Machine learning – evolving faster than the predators

By Brent Martin, adjunct senior research fellow, University of Canterbury

Machine learning (a branch of Artificial Intelligence) is the general term for how computers learn to recognise patterns. Machine Learning has become very powerful with the advent of inexpensive computer processing and the explosion in available data enabled by the internet and cloud computing. Capitalising on all this data, deep neural networks have recently shown order-of-magnitude improvements in tasks such as automatic speech recognition and computer vision.

Introduced possums caught at night by an camera with infrared lights.

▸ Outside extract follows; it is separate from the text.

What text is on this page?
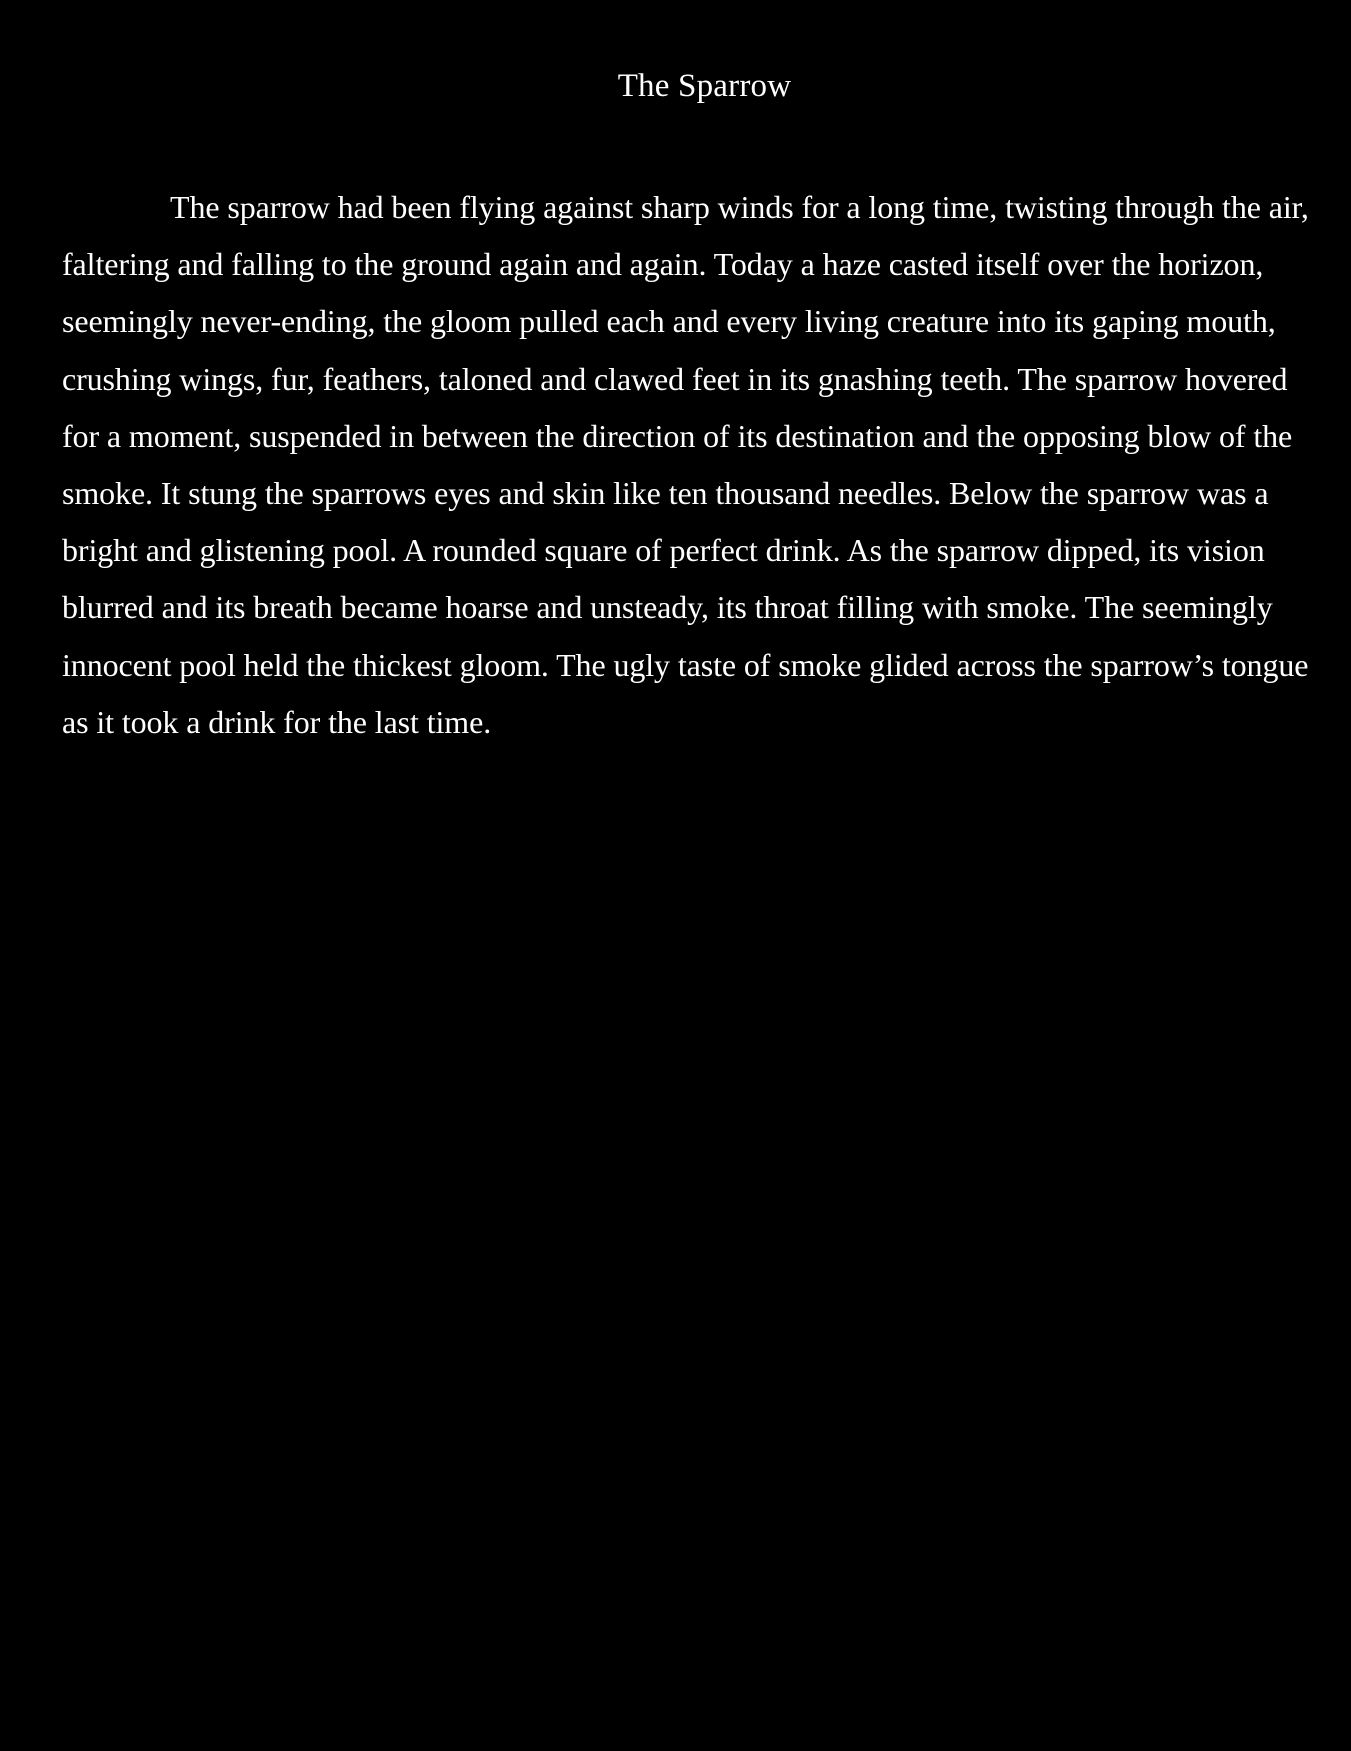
The Sparrow

The sparrow had been flying against sharp winds for a long time, twisting through the air, faltering and falling to the ground again and again. Today a haze casted itself over the horizon, seemingly never-ending, the gloom pulled each and every living creature into its gaping mouth, crushing wings, fur, feathers, taloned and clawed feet in its gnashing teeth. The sparrow hovered for a moment, suspended in between the direction of its destination and the opposing blow of the smoke. It stung the sparrows eyes and skin like ten thousand needles. Below the sparrow was a bright and glistening pool. A rounded square of perfect drink. As the sparrow dipped, its vision blurred and its breath became hoarse and unsteady, its throat filling with smoke. The seemingly innocent pool held the thickest gloom. The ugly taste of smoke glided across the sparrow’s tongue as it took a drink for the last time.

Machine learning is potentially very useful for the cacophony project for the following tasks

  • Predator identification from video
  • Learning lures
  • Sound identification of predators

Predator identification

There is a real issue with current methods of measuring pest numbers as they often rely on tracking tunnels and chew cards which many animals currently avoid. Video has proven to be the most robust way to be sure to know which predators are out there but it is a very manual process to got through each video and identify the animals. The aim of our project is to use machine learning to do this.

Initially the machine learning will work only on the cloud but eventually it could be run on a device like a smart phone. Training the models will always be calculated in the cloud as this requires a large amount of computing power but applying the model is possible on smaller devices such as smart phones. 

The aim of the project is a tool that allows anyone to upload video and have it automatically classify into one of the following groups

  • Possum
  • Rat
  • Stoat
  • Bird

Later it may be able to also extent to monitor mice, hedgehogs, and possibly different sexes as well.

Learning lures

There are going to be a large range of different sounds and images that are going to be tested and it may be possible to create a system that merges two different lures to create a new type that could be better than the previous one. This is a project for later in the process…

Sound identification of predators

It is possible to have a continual loop of sound recording that only saves before each animal sighting. This could be analysed to learn what sounds are the most likely to indicate a predator is in the area. This learning algorithm could then be running in the background to work out what is the best lure to play. This could be combined with time, season, weather, habitat etc to learn when best lures to try. This is another project that we will try later in the project.

The first project to identify pests is being run by Brent Martin and Kourosh Neshatian From the Computer Science and Software Engineering department of the University of Canterbury. A group of final year honour students will apply deep neural networks to the problem of video classification, with the hope of developing learning algorithms that can reliably classify predators in images. All of the work will be open source and designed to be built upon with future iterations. First versions of the project should be completed in June 2016.